ResourceMap resources_;
// Store all HTML elements collected, keep them in a map for easy lookup.
ElementMap elements_;
// For each iframe element encountered we map the key of the iframe to the
// FrameTreeNode ID of the frame containing the contents of that iframe.
// We populate this map when receiving results from ThreatDomDetails, and use
// it in a second pass (after FinishCollection) to attach children to iframe
// elements.
// Should only be accessed on the IO thread.
KeyToFrameTreeIdMap iframe_key_to_frame_tree_id_map_;
// When getting a set of elements from a frame, we store the frame's
// FrameTreeNode ID and a collection of all top-level elements in that frame.
// It is populated as we receive sets of nodes from different renderers.
// It is used together with |iframe_key_to_frame_tree_id_map_| in a second
// pass to insert child elements under their parent iframe elements.
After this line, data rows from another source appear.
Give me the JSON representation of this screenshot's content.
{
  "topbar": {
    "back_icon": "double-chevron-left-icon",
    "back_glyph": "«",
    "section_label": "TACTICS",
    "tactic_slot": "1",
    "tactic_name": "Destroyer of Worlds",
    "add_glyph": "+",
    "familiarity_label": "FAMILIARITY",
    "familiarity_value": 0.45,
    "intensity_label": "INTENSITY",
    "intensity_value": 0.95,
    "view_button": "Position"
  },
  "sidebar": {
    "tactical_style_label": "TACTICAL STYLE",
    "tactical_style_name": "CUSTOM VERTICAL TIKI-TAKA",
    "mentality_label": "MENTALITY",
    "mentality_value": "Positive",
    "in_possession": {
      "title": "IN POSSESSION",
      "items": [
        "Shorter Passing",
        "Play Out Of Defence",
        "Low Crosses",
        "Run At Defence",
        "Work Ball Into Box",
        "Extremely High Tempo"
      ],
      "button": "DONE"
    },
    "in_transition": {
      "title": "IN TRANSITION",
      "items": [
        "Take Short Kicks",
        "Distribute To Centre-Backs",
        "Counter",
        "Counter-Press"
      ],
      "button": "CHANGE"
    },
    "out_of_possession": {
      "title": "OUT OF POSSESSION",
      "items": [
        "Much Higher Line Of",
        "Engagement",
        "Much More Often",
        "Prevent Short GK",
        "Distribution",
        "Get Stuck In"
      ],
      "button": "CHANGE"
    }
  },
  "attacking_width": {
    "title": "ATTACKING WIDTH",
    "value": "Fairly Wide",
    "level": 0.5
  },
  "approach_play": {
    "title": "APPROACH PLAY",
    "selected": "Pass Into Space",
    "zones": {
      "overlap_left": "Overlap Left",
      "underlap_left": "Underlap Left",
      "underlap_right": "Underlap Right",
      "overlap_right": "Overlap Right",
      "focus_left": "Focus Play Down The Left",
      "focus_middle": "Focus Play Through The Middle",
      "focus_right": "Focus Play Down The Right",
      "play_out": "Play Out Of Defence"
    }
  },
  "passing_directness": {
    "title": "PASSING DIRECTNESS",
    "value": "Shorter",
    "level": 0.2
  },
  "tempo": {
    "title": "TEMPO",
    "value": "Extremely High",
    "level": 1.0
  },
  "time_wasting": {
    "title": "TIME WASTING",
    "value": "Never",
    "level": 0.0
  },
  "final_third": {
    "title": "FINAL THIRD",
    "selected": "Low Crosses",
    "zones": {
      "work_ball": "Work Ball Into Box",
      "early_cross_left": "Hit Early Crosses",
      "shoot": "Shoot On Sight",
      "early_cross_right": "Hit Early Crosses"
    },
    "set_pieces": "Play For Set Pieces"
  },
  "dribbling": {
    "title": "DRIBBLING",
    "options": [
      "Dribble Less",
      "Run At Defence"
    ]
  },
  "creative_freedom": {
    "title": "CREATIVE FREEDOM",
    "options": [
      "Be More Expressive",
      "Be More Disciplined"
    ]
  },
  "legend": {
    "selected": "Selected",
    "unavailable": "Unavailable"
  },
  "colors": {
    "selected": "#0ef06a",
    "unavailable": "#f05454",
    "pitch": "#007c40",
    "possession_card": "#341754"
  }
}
FrameTreeIdToChildIdsMap frame_tree_id_to_children_map_;
// Result from the cache extractor.
bool cache_result_;
// Whether user did proceed with the safe browsing blocking page or
// not.
bool did_proceed_;
// How many times this user has visited this page before.
int num_visits_;
// Keeps track of whether we have an ambiguous DOM in this report. This can
// happen when the HTML Elements returned by a renderer can't be
// associated with a parent Element in the parent frame.
bool ambiguous_dom_;
// Whether this report should be trimmed down to only ad tags, not the entire
// page contents. Used for sampling ads.
bool trim_to_ad_tags_;
// A vector containing the IDs of the DOM Elements to trim to. If an element
// ID is in this list, then its siblings and its children should be included
// in the report. Only populated if this report will be trimmed.
std::set<int> trimmed_dom_element_ids_;
// The factory used to instantiate SafeBrowsingBlockingPage objects.
// Useful for tests, so they can provide their own implementation of
// SafeBrowsingBlockingPage.
static ThreatDetailsFactory* factory_;
// Used to collect details from the HTTP Cache.
scoped_refptr<ThreatDetailsCacheCollector> cache_collector_;
// Used to collect redirect urls from the history service
scoped_refptr<ThreatDetailsRedirectsCollector> redirects_collector_;
// Callback to run when the report is finished.
ThreatDetailsDoneCallback done_callback_;
// Whether this ThreatDetails has begun finalizing the report and is expected
// to invoke |done_callback_| when it finishes.
bool all_done_expected_;
// Whether the |done_callback_| has been invoked.
bool is_all_done_;
// The set of RenderFrameHosts that have pending requests and haven't been
// deleted.
std::vector<content::RenderFrameHost*> pending_render_frame_hosts_;
// Used for references to |this| bound in callbacks.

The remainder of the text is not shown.